Einzeletiketten sind vereinzelte Etiketten, die nicht mehr als zusammenhängende Bahn in Rollen- oder Leporelloform bzw. als Mehrfachanordnung auf Bogen vorliegen, sondern als eigenständige Etikettenkörper einzeln gehandhabt und verarbeitet werden. Obwohl der Begriff in einschlägigen Normen nicht formal definiert ist, hat er sich in der industriellen Kennzeichnung und im Etikettendruck als feststehende Bezeichnung für diese Bereitstellungsform etabliert. Er steht damit in direktem Kontrast zu Rollenetiketten, die für die kontinuierliche Verarbeitung in Etikettierapparaten oder Thermotransferdruckern ausgelegt sind, sowie zu Bogenetiketten, bei denen mehrere Etiketten gemeinsam auf einem Druckbogen angeordnet sind.

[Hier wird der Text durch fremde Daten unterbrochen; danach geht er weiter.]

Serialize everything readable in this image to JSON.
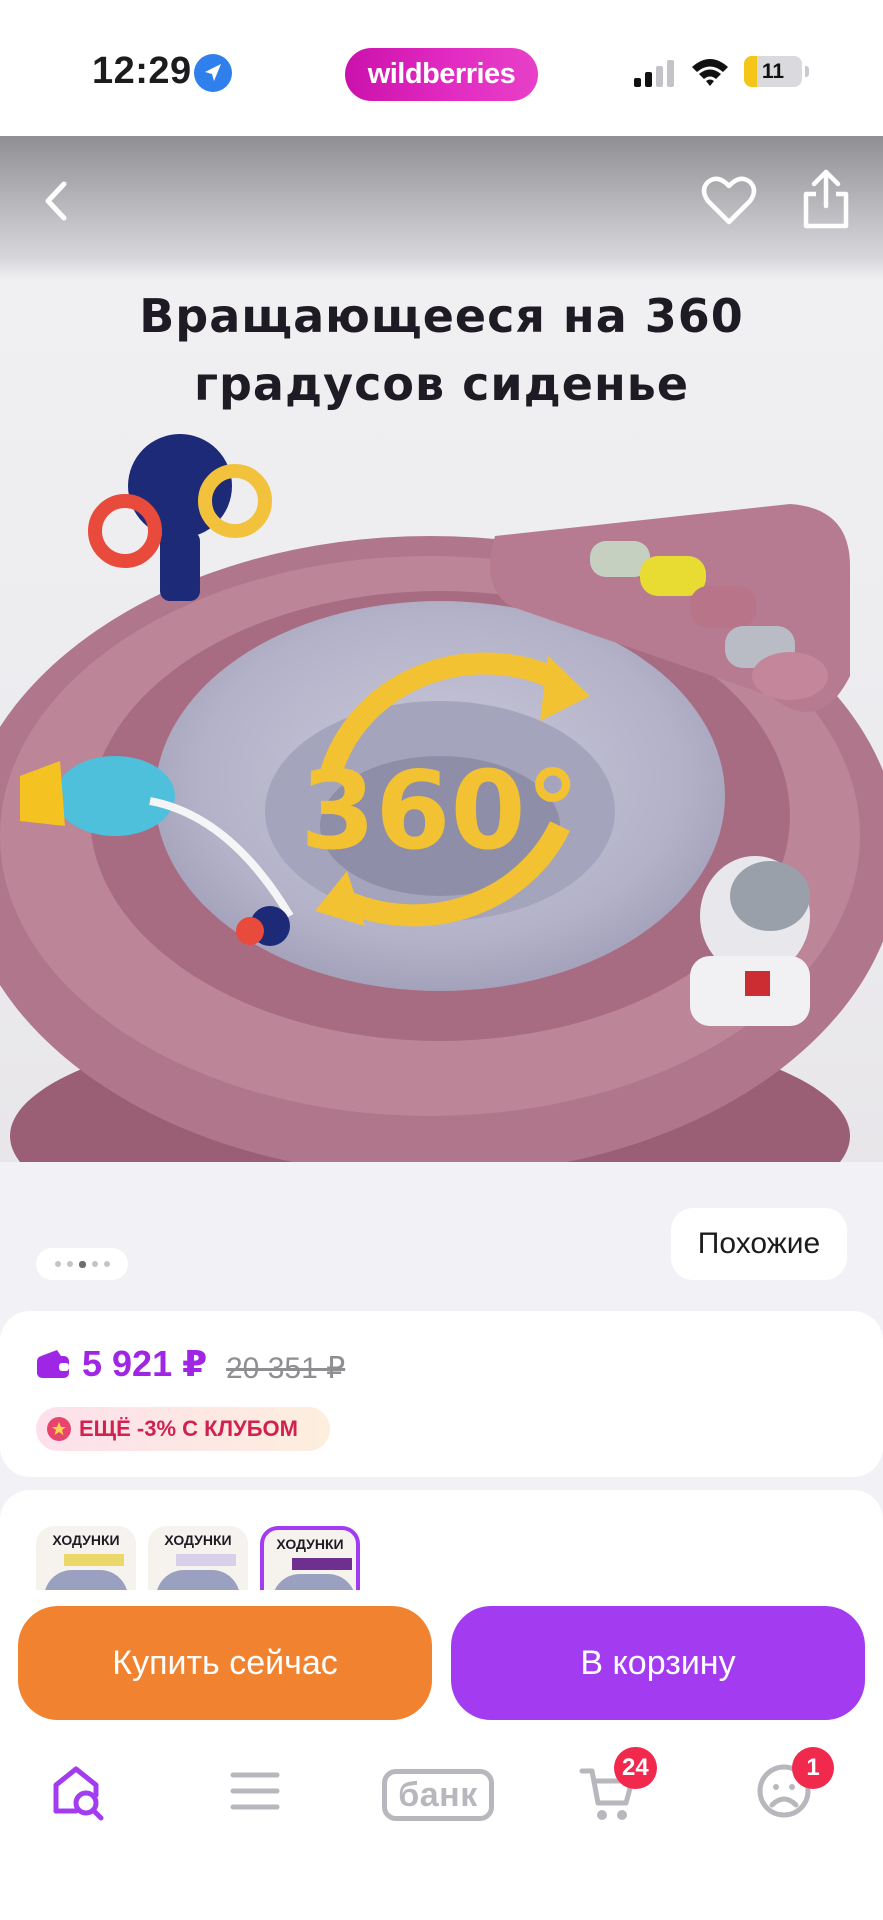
{
  "status_bar": {
    "time": "12:29",
    "brand": "wildberries",
    "battery_level": "11"
  },
  "gallery": {
    "photo_caption_line1": "Вращающееся на 360",
    "photo_caption_line2": "градусов сиденье",
    "photo_badge": "360°",
    "image_count": 5,
    "active_image_index": 2,
    "similar_label": "Похожие"
  },
  "price": {
    "current": "5 921 ₽",
    "old": "20 351 ₽",
    "club_offer": "ЕЩЁ -3% С КЛУБОМ",
    "accent_color": "#9f26e4"
  },
  "variants": {
    "items": [
      {
        "title": "ХОДУНКИ",
        "selected": false
      },
      {
        "title": "ХОДУНКИ",
        "selected": false
      },
      {
        "title": "ХОДУНКИ",
        "selected": true
      }
    ]
  },
  "actions": {
    "buy_now_label": "Купить сейчас",
    "add_to_cart_label": "В корзину",
    "buy_now_color": "#f08230",
    "add_to_cart_color": "#a33cf0"
  },
  "tab_bar": {
    "items": [
      {
        "name": "home",
        "icon": "search-home-icon"
      },
      {
        "name": "catalog",
        "icon": "menu-icon"
      },
      {
        "name": "bank",
        "label": "банк"
      },
      {
        "name": "cart",
        "icon": "cart-icon",
        "badge": "24"
      },
      {
        "name": "profile",
        "icon": "profile-icon",
        "badge": "1"
      }
    ]
  }
}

Im praktischen Einsatz werden Einzeletiketten vor allem dort genutzt, wo eine manuelle oder halbautomatische Applikation erforderlich ist und keine vollautomatische Rollen- oder Bahnverarbeitung infrage kommt. Typische Anwendungsbereiche sind die industrielle Produkt- und Baugruppenkennzeichnung, die Identifikation von Kabeln, Schaltschränken und Anlagen sowie die Kennzeichnung von Verpackungen, Paletten und Logistikbehältern. Das Etikett wird dabei einzeln entnommen und manuell auf das Produkt oder die Komponente aufgebracht, was sich besonders für begrenzte Stückzahlen, Nacharbeit, Reparaturen oder Sonderaufträge eignet. Häufig tragen Einzeletiketten Barcodes, QR-Codes, Seriennummern oder Chargennummern und ermöglichen so eine eindeutige Identifikation und Rückverfolgbarkeit entlang der Lieferkette.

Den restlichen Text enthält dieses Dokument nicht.